In this chapter, we delved into the world of supervised learning, one of the most widely used types of machine learning. We started by exploring regression analysis, a statistical method used to predict a continuous outcome. We learned about simple and multiple linear regression, and how these techniques can be used to model the relationship between a dependent variable and one or more independent variables. We also discussed the evaluation metrics used for regression models, including Mean Absolute Error (MAE), Mean Squared Error (MSE), Root Mean Squared Error (RMSE), and R-squared.

Next, we turned our attention to classification techniques, which are used to predict a categorical outcome. We discussed several popular classification algorithms, including logistic regression, decision trees, support vector machines, k-nearest neighbors, random forest, and gradient boosting. Each of these techniques has its strengths and weaknesses, and the choice of which to use depends on the specific problem and data at hand.

We also discussed the evaluation metrics used for classification models, including accuracy, precision, recall, F1 score, and Area Under the Receiver Operating Characteristic (ROC) Curve. We emphasized the importance of understanding these metrics and using them correctly, as each provides a different perspective on the model's performance.

Finally, we provided practical exercises for you to apply the concepts learned in this chapter. These exercises involved performing regression and classification analyses on real-world datasets and evaluating the performance of the models using the appropriate metrics.

As we conclude this chapter, it's important to remember that supervised learning is a powerful tool, but it's not without its challenges. Issues such as overfitting, underfitting, and bias-variance tradeoff can affect the performance of your models. Furthermore, the quality of your results depends heavily on the quality of your data and the appropriateness of the chosen model for your data and task.

In the next chapter, we will explore unsupervised learning, another major type of machine learning. Unlike supervised learning, which involves learning from labeled data, unsupervised learning involves learning from unlabeled data.

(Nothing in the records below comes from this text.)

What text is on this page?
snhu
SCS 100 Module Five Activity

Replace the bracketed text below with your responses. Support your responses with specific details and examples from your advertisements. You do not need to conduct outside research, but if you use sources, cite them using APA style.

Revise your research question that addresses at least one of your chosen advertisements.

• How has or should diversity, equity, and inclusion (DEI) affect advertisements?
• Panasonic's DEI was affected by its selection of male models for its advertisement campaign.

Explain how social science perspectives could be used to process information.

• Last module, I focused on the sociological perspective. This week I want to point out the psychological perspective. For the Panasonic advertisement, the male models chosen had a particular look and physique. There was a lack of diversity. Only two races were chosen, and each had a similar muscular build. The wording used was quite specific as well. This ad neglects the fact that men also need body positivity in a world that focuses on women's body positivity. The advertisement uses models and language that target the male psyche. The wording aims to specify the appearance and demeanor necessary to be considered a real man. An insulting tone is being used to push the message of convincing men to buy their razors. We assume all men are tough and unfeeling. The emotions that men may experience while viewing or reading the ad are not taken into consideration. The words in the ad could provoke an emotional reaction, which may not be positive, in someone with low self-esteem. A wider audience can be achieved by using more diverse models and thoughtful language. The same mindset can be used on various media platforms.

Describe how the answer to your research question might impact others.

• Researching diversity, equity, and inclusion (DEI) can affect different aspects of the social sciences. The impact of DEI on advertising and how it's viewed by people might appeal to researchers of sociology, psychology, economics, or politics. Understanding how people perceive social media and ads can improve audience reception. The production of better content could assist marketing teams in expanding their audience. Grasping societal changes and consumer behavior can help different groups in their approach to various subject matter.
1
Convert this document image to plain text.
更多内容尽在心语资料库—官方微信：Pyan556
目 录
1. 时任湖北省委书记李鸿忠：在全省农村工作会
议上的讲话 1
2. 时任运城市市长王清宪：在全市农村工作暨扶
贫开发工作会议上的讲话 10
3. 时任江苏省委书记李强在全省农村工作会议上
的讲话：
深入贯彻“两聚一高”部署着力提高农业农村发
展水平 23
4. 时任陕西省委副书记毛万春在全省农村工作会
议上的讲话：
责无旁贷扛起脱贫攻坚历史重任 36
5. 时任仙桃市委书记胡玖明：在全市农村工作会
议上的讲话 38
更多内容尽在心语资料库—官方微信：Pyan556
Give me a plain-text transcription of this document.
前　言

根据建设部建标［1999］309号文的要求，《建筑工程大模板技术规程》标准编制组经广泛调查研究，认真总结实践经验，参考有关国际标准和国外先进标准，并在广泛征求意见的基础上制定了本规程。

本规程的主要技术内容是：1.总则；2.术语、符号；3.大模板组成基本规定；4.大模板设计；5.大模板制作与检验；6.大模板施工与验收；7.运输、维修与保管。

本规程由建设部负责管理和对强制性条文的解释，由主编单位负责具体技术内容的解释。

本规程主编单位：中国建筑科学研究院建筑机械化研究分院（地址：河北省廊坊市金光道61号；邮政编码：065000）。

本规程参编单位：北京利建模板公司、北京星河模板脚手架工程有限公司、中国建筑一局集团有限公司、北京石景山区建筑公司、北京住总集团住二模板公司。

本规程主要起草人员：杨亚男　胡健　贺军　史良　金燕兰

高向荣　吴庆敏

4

This presents its own set of challenges and opportunities, which we will discuss in detail.

As you continue your journey into the world of machine learning, remember that the key to success is practice. The more you work with these techniques and the more data you get your hands on, the more comfortable you will become with these tools and the better you will get at extracting valuable insights from data. Happy learning!